10 pools is. One pool isn't.
I am more worried about things popping out of the blue and kicking me over the shin. Like the scenario you mentioned, where losing a single disk in a single disk pool would trip up FreeNAS to the point of having to break out the command line and start talking straight to FreeBSD. Irk!
Well, that won't happen in a properly-managed RAIDZ2 pool. By that I mean "regular SMART tests and scrubs are working, email alerts setup and prompt action to remedy drive failures".
That's usually how it goes. Does everyone practice disaster scenarios before actually using FreeNAS? Practically none of the guides or videos I've seen have talked about this. So it doesn't seem like something high on the collective hive mind.
That's standard engineering practice. We tend to practice what we preach (or at least try - sometimes stuff doesn't work out), and making sure your server correctly handles common scenarios is essential to trusting it.
As for guides and videos, much of what is it there is painfully wrong. If there's a contradiction between some outside guide and a forum sticky, trust the forum.
You're the expert here. From my perspective... Erasing the pool. Removing the drive. Add a new drive. Create a new pool. Done.
You're missing crucial, non-trivial steps:
- Determine what data needs to be copied
- Determine where additional copies can be found
- copy data over to new drive
This procedure is just begging to be done by an entity designed to treat massive amounts of data - namely the server itself. These steps are fully automated by ZFS, in a proper pool (RAIDZ vdevs or mirrors).
I do not plan on running any services, plugins or whatever on the NAS.
Here's a big problem: How on earth do you get data onto the server without a file sharing service? Sneakernet?
Services aren't a weird, niche thing, they're fundamental to the operation of the server.

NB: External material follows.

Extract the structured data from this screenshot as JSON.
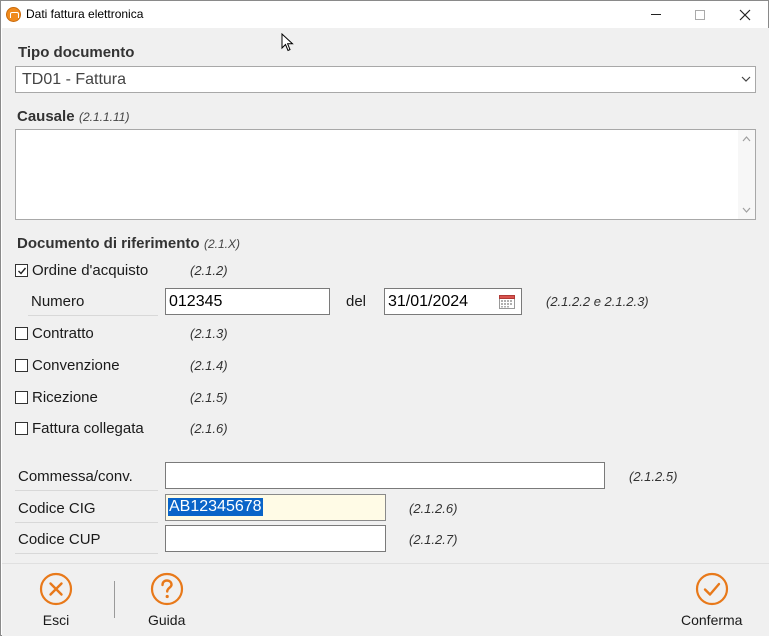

At the very least, you need CIFS or NFS or something similar.
Well, it's mostly a case of not having to download 25+ TB of data if everything is lost, vs only having to download 4 TB for a single drive. For all intents and purposes, time is the key here. I'd rather not spend a month to recreate my system. A single drive takes a few days.
With a properly-maintained pool, you should never, ever lose data. Nothing is foolproof, obviously, but the expected value of downtime for a proper configuration is "the ten minutes it takes you to replace the drive and turn on the server again". Then you just click the button and ZFS will handle the rest while still being available.
You do not lose days, much less months.
Losing a pool is like a plane crash. People work damn hard to make sure it won't happen and the hard work pays off by making flying the safest way to travel. The only difference is that digital data can be trivially backed up, whereas people can't just submit to a quantum photocopying.
Losing a disk is like losing an engine on a plane. It happens and it's unavoidable. No big deal, there's more that can keep things going safely for a while. If planes crashed every time an engine failed, we'd all be screwed.
tl;dr - You're supposed to build a reliable system from unreliable parts by using redundancy, not a small mountain of unreliable systems cobbled together in an ad-hoc fashion.